The reintroduction of the Maybach nameplate isn’t the only change happening over at the brand known by its three-pointed star. Indeed, alongside the luxury moniker, Mercedes-Benz is shaking up their entire naming strategy. Everything will now be defined by specific letters, denoting where it sits in the German marque’s current line-up.
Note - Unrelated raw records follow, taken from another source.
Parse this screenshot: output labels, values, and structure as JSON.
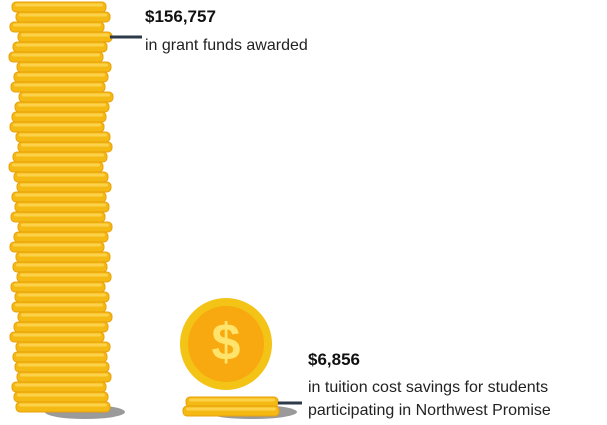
{
  "stats": [
    {
      "amount": "$156,757",
      "description": [
        "in grant funds awarded"
      ]
    },
    {
      "amount": "$6,856",
      "description": [
        "in tuition cost savings for students",
        "participating in Northwest Promise"
      ]
    }
  ]
}
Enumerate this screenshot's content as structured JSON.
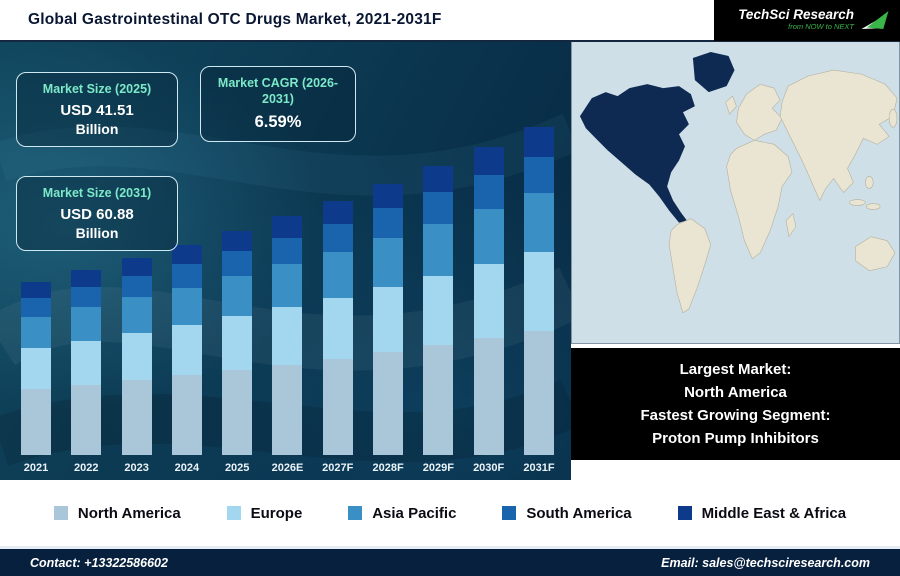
{
  "header": {
    "title": "Global Gastrointestinal OTC Drugs Market, 2021-2031F",
    "logo": {
      "name": "TechSci Research",
      "tagline": "from NOW to NEXT"
    }
  },
  "stat_boxes": [
    {
      "label": "Market Size (2025)",
      "value": "USD 41.51",
      "unit": "Billion"
    },
    {
      "label": "Market CAGR (2026-2031)",
      "value": "6.59%",
      "unit": ""
    },
    {
      "label": "Market Size (2031)",
      "value": "USD 60.88",
      "unit": "Billion"
    }
  ],
  "chart_data": {
    "type": "bar",
    "stacked": true,
    "title": "Global Gastrointestinal OTC Drugs Market, 2021-2031F",
    "categories": [
      "2021",
      "2022",
      "2023",
      "2024",
      "2025",
      "2026E",
      "2027F",
      "2028F",
      "2029F",
      "2030F",
      "2031F"
    ],
    "series": [
      {
        "name": "North America",
        "color": "#a9c7d8",
        "values": [
          12.2,
          13.0,
          13.9,
          14.8,
          15.8,
          16.8,
          17.9,
          19.1,
          20.4,
          21.7,
          23.1
        ]
      },
      {
        "name": "Europe",
        "color": "#a3d6ef",
        "values": [
          7.7,
          8.2,
          8.8,
          9.3,
          10.0,
          10.6,
          11.3,
          12.1,
          12.9,
          13.7,
          14.6
        ]
      },
      {
        "name": "Asia Pacific",
        "color": "#3a90c5",
        "values": [
          5.8,
          6.2,
          6.6,
          7.0,
          7.5,
          8.0,
          8.5,
          9.1,
          9.6,
          10.3,
          11.0
        ]
      },
      {
        "name": "South America",
        "color": "#1a63ad",
        "values": [
          3.5,
          3.8,
          4.0,
          4.3,
          4.6,
          4.9,
          5.2,
          5.5,
          5.9,
          6.3,
          6.7
        ]
      },
      {
        "name": "Middle East & Africa",
        "color": "#0d3a8a",
        "values": [
          2.9,
          3.1,
          3.3,
          3.5,
          3.7,
          4.0,
          4.2,
          4.5,
          4.8,
          5.1,
          5.5
        ]
      }
    ],
    "ylim": [
      0,
      65
    ],
    "legend_position": "bottom",
    "grid": false,
    "units": "USD Billion"
  },
  "map": {
    "highlight_region": "North America",
    "water_color": "#cfdfe8",
    "land_color": "#e9e5d2",
    "land_stroke": "#b4b09c",
    "highlight_color": "#0e2a52"
  },
  "map_callout": {
    "lines": [
      "Largest Market:",
      "North America",
      "Fastest Growing Segment:",
      "Proton Pump Inhibitors"
    ]
  },
  "footer": {
    "contact": "Contact: +13322586602",
    "email": "Email: sales@techsciresearch.com"
  },
  "colors": {
    "panel_dark_teal": "#0d3c55",
    "footer_navy": "#07203d",
    "stat_label_aqua": "#7ce9c9",
    "logo_green": "#3ab54a"
  }
}
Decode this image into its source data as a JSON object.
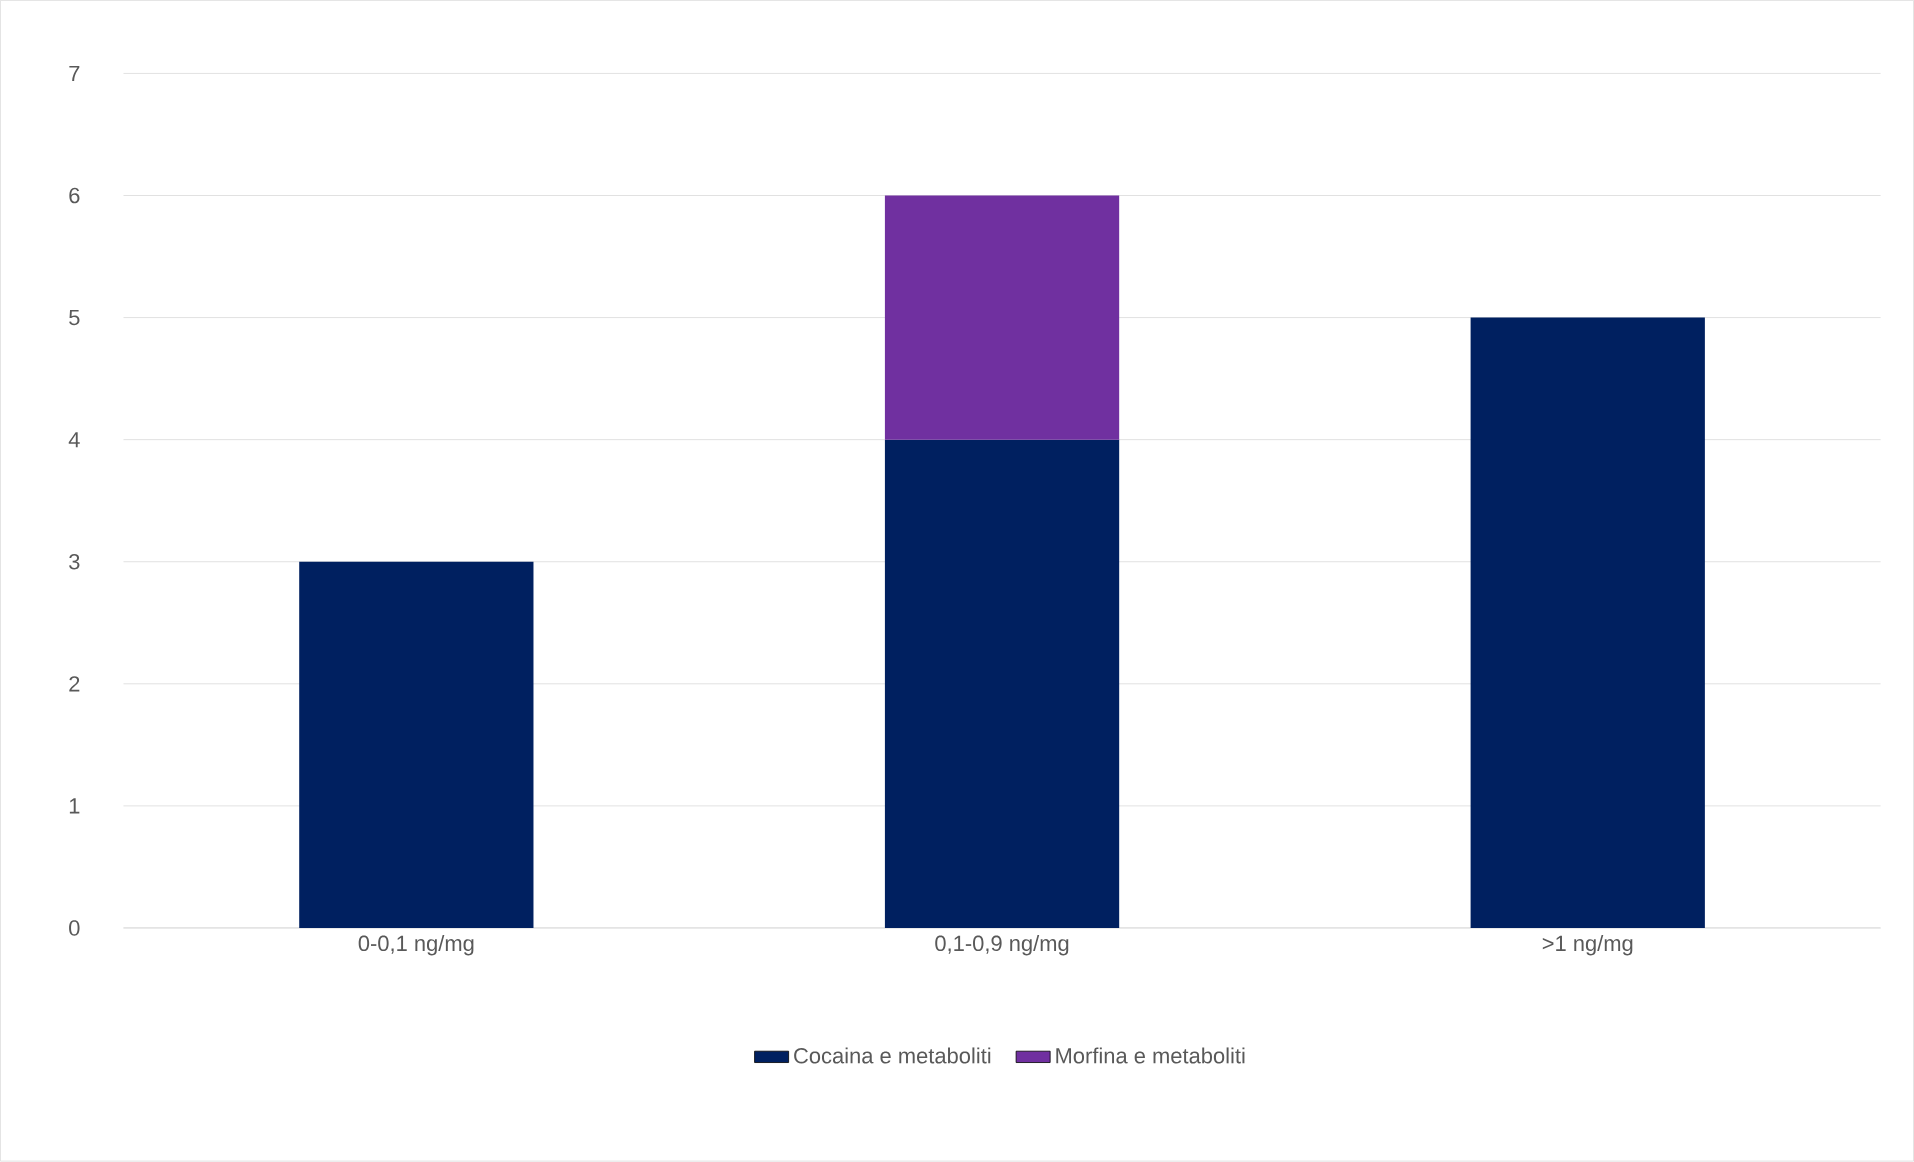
{
  "chart_data": {
    "type": "bar",
    "stacked": true,
    "categories": [
      "0-0,1 ng/mg",
      "0,1-0,9 ng/mg",
      ">1 ng/mg"
    ],
    "series": [
      {
        "name": "Cocaina e metaboliti",
        "color": "#002060",
        "values": [
          3,
          4,
          5
        ]
      },
      {
        "name": "Morfina e metaboliti",
        "color": "#7030a0",
        "values": [
          null,
          2,
          null
        ]
      }
    ],
    "ylim": [
      0,
      7
    ],
    "yticks": [
      0,
      1,
      2,
      3,
      4,
      5,
      6,
      7
    ],
    "grid": "y",
    "legend": "bottom"
  }
}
Standard models will stick to the A-, B-, C-, E-, and S-Class brands — or the “core models,” as Mercedes calls them. These are the sedans and five-door models that are brand’s bread and butter. Four-door coupe versions, of which Mercedes has several, will now be denoted by the prefix CL. The CLS is derived from the S-Class, for instance, while the CLA comes from the A-Class. Presumably, this means the E-Class Coupe will become the CLE. Roadsters, meanwhile, will all adopt “SL” in their name. The SLK, Merc’s smallest roadster, will become the SLC to align it with the C-Class family. The SL roadster will remain the SL, to maintain its “iconic status.”
Mercedes’ swelling line-up of SUVs will also be streamlined into one naming strategy. GL is the new nomenclature applied to all. The GLA is based on the A-Class, the GLK becomes the GLC, the M-Class becomes the GLE (to align it with the E-Class), while Mercedes’ big, bold GL-Class will become the GLS — somewhat fitting, given it’s essentially an S-Class that can climb a mountain. The G-Class, the brand’s boxy, iconic “Wagen,” will remain as is, again as tribute to its legendary status (Mercedes’ words).
Confused? Don’t worry, it’s a lot of letters and names. Let’s break it down into something more easily digested: anything ending in “A” is an entry-level model, anything in “C” is midrange, anything with “E” is premium, while anything with “S” is luxury. Anything with “Mercedes-Maybach” attached to the trunk is only for those who consider $10,000 to be pocket change. At the very least, these sweeping changes should make the 30 models Mercedes-Benz’s plans to have available around the world by 2020 a little easier to sort. Just make sure you know your ABC’s before heading to your local dealer.